I sighted and pulled the trigger. Nothing happened.

“Safety’s on,” Hank said. “Remember I told you about the safety.”

I lowered the rifle and pushed the safety button.

“Don’t point at me,” Hank said.

“Sorry.”

I raised the rifle again and waited for the bucket to come into the V.

“Squeeze the trigger instead of pulling.”

I squeezed, the gun jumped and powed in my ear.

A bad yelp came from behind the gully line.

“Shit,” Hank said.

I threw down the rifle and ran forward. Soapley’s dog, Otis, was on the road, scream-yelping and dragging himself after the truck. Soapley hit the brakes and jumped out. “He never fell off before.”

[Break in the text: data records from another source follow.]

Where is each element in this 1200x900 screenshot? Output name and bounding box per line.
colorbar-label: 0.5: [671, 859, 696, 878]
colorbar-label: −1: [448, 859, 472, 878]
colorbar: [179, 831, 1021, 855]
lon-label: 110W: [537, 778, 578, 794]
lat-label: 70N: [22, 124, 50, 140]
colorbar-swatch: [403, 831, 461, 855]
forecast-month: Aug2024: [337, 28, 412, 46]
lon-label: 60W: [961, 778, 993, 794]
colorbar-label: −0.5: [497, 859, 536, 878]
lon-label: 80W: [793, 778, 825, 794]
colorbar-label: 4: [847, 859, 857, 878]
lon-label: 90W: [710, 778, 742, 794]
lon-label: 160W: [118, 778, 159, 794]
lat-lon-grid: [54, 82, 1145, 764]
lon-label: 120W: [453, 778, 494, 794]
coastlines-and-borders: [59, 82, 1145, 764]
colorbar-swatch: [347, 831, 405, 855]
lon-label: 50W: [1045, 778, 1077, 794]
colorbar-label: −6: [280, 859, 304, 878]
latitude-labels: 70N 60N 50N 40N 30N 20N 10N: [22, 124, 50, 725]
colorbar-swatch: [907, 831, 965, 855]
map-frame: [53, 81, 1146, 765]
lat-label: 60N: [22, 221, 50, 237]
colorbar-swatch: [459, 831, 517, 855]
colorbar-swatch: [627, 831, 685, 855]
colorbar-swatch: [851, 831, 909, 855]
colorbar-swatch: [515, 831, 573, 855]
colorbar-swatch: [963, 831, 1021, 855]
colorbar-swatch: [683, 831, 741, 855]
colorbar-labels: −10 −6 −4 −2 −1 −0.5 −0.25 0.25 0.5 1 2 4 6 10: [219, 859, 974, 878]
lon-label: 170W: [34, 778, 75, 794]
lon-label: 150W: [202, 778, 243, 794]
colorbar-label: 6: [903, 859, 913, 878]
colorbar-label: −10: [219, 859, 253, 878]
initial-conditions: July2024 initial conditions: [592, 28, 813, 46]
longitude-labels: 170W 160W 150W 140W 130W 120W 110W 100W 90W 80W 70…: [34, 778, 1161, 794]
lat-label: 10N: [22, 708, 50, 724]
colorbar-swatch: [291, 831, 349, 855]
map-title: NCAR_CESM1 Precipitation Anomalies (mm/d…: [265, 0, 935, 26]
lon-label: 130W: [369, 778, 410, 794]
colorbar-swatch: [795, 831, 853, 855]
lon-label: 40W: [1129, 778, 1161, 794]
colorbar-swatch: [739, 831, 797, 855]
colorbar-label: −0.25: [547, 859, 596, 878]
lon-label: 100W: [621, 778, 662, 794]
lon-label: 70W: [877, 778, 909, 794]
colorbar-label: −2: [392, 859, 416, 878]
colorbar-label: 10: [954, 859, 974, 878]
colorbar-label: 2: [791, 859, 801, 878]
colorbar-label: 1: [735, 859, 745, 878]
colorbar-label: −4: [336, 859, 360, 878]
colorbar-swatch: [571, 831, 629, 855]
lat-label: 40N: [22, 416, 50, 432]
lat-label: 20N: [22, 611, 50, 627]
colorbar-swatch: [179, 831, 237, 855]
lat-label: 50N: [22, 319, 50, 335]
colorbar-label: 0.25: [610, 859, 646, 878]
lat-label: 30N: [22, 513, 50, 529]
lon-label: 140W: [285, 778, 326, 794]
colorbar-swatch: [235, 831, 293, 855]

Hank was at my side. “We shot him off.”

“You shot my dog?”

“I didn’t do it on purpose.”

Everything kind of froze up on me. Hank was suddenly at the dog, bending over with his bandana out. Soapley looked at me, then he was there too. I didn’t know what to do. I wanted to go back and start the day again. They worked over Otis’s back end. Soapley said “Aw, hell” once.